Mrs Yamamoto wears a kimono on alternate days and I ask her the good and bad about this traditional form of dress. “The good is when foreigner visitors stop me in the street to ask for a photograph,” she says, laughing. “The bad is if I have to try and work at the computer while I am wearing it. But it is an important part of Japanese culture and I really enjoy it. For example, now it is autumn, I am wearing an autumn fabric and an autumn pattern. I like being able to live in touch with the four seasons.”

Osaka’s most famous form of theater is Bunraku, a puppet show where the puppeteers appear on stage, rather than behind a curtain, but dressed in black. “It is accepted code for stagehands (kuroko), who are then also considered invisible,” says Hiromi. “That’s probably the reason ninjas are now shown wearing black in films.”

At a farming village outside the town of Nose, a two-hour drive from Osaka, I watch an after-dark performance of Ningyo Joruri, the folk art from which Bunraku evolved. It is held on the field of a school, one of many closed as Japan’s birth rate falls, and the audience is mostly middle-aged or elderly, as are those onstage and in the line of shimasen players who accompany the show. This area was once on the procession route from Kyoto to the Japan Sea but has been bypassed by modern development. However, it has a 200-year-old tradition of teaching Joruri, the art of Bunraku narration and music.

While Bunraku has developed into a sophisticated art form performed by professionals, Ningyo Joruri remains rooted in the village life. “In this village the theater was done without puppets for 200 years,” says Matsuda Masahiro, who runs a Joruri Theater. “About 20 years ago, we created puppets appropriate to the words and songs. It is a mystery why we had no puppets before that. It is my quest to find out.”
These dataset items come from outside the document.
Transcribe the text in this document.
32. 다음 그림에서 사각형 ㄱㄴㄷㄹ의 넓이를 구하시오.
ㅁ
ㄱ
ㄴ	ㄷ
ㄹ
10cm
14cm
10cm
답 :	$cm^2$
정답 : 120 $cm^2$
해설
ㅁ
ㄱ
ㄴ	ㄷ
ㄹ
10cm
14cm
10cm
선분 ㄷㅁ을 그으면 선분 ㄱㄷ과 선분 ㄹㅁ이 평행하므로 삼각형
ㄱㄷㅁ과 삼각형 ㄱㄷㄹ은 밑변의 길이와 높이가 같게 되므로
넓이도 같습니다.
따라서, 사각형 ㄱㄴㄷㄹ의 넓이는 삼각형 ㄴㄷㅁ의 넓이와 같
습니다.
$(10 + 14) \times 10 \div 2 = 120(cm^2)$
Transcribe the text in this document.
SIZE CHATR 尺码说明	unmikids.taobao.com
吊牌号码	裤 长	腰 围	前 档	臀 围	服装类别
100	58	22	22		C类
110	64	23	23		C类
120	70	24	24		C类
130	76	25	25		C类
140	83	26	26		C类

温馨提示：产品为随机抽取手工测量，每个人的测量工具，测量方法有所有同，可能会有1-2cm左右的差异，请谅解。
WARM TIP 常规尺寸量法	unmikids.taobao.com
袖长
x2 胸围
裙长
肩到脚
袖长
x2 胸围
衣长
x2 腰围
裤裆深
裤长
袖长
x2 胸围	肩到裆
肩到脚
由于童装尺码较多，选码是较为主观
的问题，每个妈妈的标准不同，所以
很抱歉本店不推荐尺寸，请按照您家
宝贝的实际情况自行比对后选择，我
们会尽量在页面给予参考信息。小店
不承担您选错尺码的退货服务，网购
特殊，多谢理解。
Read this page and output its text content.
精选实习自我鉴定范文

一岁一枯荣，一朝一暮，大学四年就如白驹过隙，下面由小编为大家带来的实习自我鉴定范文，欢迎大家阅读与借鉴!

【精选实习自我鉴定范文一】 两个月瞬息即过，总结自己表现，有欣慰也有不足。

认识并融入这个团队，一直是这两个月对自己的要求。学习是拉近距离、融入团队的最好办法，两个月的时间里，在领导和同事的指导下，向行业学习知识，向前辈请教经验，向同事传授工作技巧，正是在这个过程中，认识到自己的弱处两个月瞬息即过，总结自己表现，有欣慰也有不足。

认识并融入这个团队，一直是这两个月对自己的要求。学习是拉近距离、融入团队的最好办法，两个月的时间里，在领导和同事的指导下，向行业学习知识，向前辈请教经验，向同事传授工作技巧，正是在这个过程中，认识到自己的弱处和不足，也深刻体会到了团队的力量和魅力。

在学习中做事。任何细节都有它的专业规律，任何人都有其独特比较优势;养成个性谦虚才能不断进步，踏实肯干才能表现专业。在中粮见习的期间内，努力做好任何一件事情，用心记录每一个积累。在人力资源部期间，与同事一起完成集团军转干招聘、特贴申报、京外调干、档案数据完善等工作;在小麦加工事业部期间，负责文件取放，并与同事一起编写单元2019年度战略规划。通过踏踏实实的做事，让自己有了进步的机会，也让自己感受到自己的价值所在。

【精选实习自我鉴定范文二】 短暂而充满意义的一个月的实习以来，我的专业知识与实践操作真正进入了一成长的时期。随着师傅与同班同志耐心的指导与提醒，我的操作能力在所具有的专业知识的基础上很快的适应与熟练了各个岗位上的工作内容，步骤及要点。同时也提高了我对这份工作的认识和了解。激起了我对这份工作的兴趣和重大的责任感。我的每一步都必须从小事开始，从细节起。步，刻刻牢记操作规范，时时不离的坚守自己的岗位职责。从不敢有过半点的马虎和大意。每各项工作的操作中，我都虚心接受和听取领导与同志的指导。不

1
The show may be amateur but it is hard to tell from the quality of the costumes and the performances, a tribute to the support of the community and its passion for this folk art. Plays featuring puppets – each manipulated by three puppeteers – alternate with those without, the narrators throwing themselves into proclaiming and singing their lines. It looks like very hard work, as they switch voices depending on the character speaking.

Back in Osaka, my next evening could not be more of a contrast. Shinsekai has a reputation as Japan’s seediest neighbourhood, an amusing concept for those used to the darker corners of London, New York or Rio. Built after World War II on the site of 1903 Expo, it is dominated by a model of the Eiffel Tower and its bright, neon-lit alleys are filled with young people and families. Most are tucking into the kushikatsu for which the area is famous: skewers of battered and deep-fried food ranging from fish and chicken to bananas and ice cream. I can see rooms full of older men playing shogi, a form of chess, and budget tachinomiya bars at which patrons stand to eat and drink. But the whole is as clean and quiet as anywhere else in Osaka: no loud cell-phone calls, no sirens, no bicycle bells and no drunks. Shinsekai may be stuck in the past but its most serious danger seems to be the threat of becoming trendily retro.

On my last night, I visit the Kita-Shinchi area where I enjoy one of the city’s famous izakaya pubs. I pick it simply because it is the first one of the many I look into that has an empty seat. The tiny bar is already packed out with another half-dozen patrons and it does not take long before they pass me some food to try out. I am soon eating maki rolls, pork dumplings and octopus crackers among other delicious dishes I cannot always identify. My new friends start laughing and joking with me, shyly trying out their English. It seems they too have heard about Osaka’s reputation for food, humor and warm hospitality.